The effect of cold stress on heat shock proteins in nauplii (larvae) of the brine shrimp, Artemia franciscana

Abstract

Heat shock proteins (HSPs) are highly conserved and present in organisms under normal physiological conditions and function in protein folding, degradation and localization. HSPs are also synthesized in response to environmental stressors such as heat, anoxia, desiccation and cold. These molecular chaperones protect other proteins from irreversible denaturation during stress, thereby maintaining proteostasis and allowing cells to survive unfavorable conditions. Artemia franciscana, commonly known as brine shrimp, are micro-crustaceans that live in harsh aquatic environments and experience high salinity, extreme temperatures, variable water levels, and hypoxia. In anticipation of stressful conditions, A. franciscana alter their life cycle by releasing cysts that enter diapause. Nauplii (larvae) emerge after diapause termination or when favorable conditions return.
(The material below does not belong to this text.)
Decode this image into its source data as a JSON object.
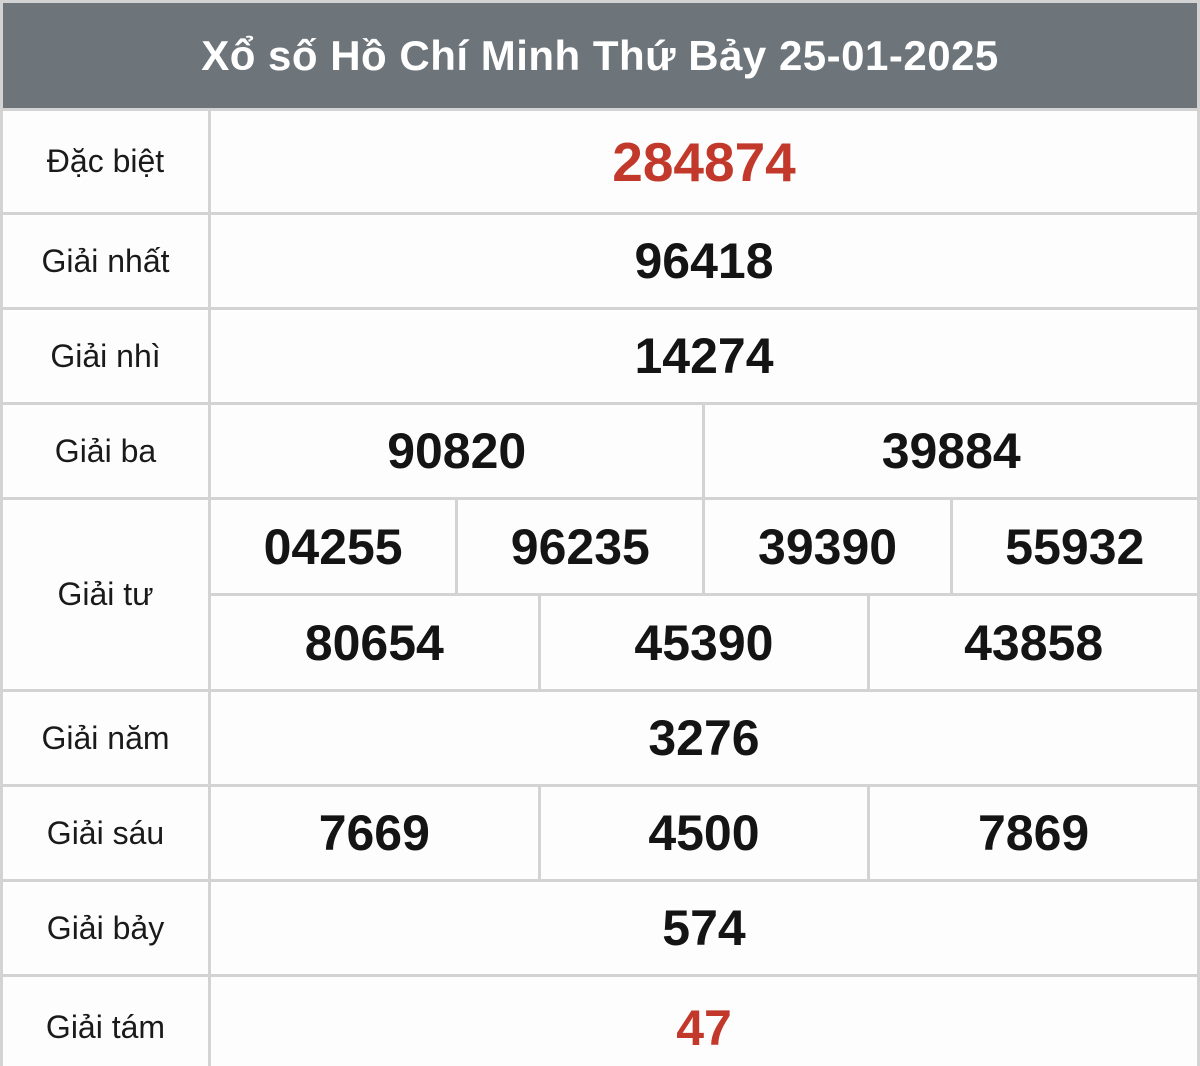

The effect of cold shock on three HSPs, HSP90, HSP70 and HSP40 was studied in the nauplii of A. franciscana during 6 h of cold-shock at 1C and 6 h of recovery from cold shock at 27C. Immunoprobing of western blots containing cell-free protein extracts of stressed nauplii showed that the amounts of HSP90 and HSP40 decreased and increased, respectively, during recovery from cold shock, while the level of HSP70 was not altered in response to cold stress. The changes in HSP90 and HSP40 suggest their role in cold stress tolerance, however additional research, such as the use of RNA interference (RNAi), is required to explore how these proteins protect A. franciscana during cold stress. This study is important because it contributes to the understanding of stress physiology and how organisms cope with cold.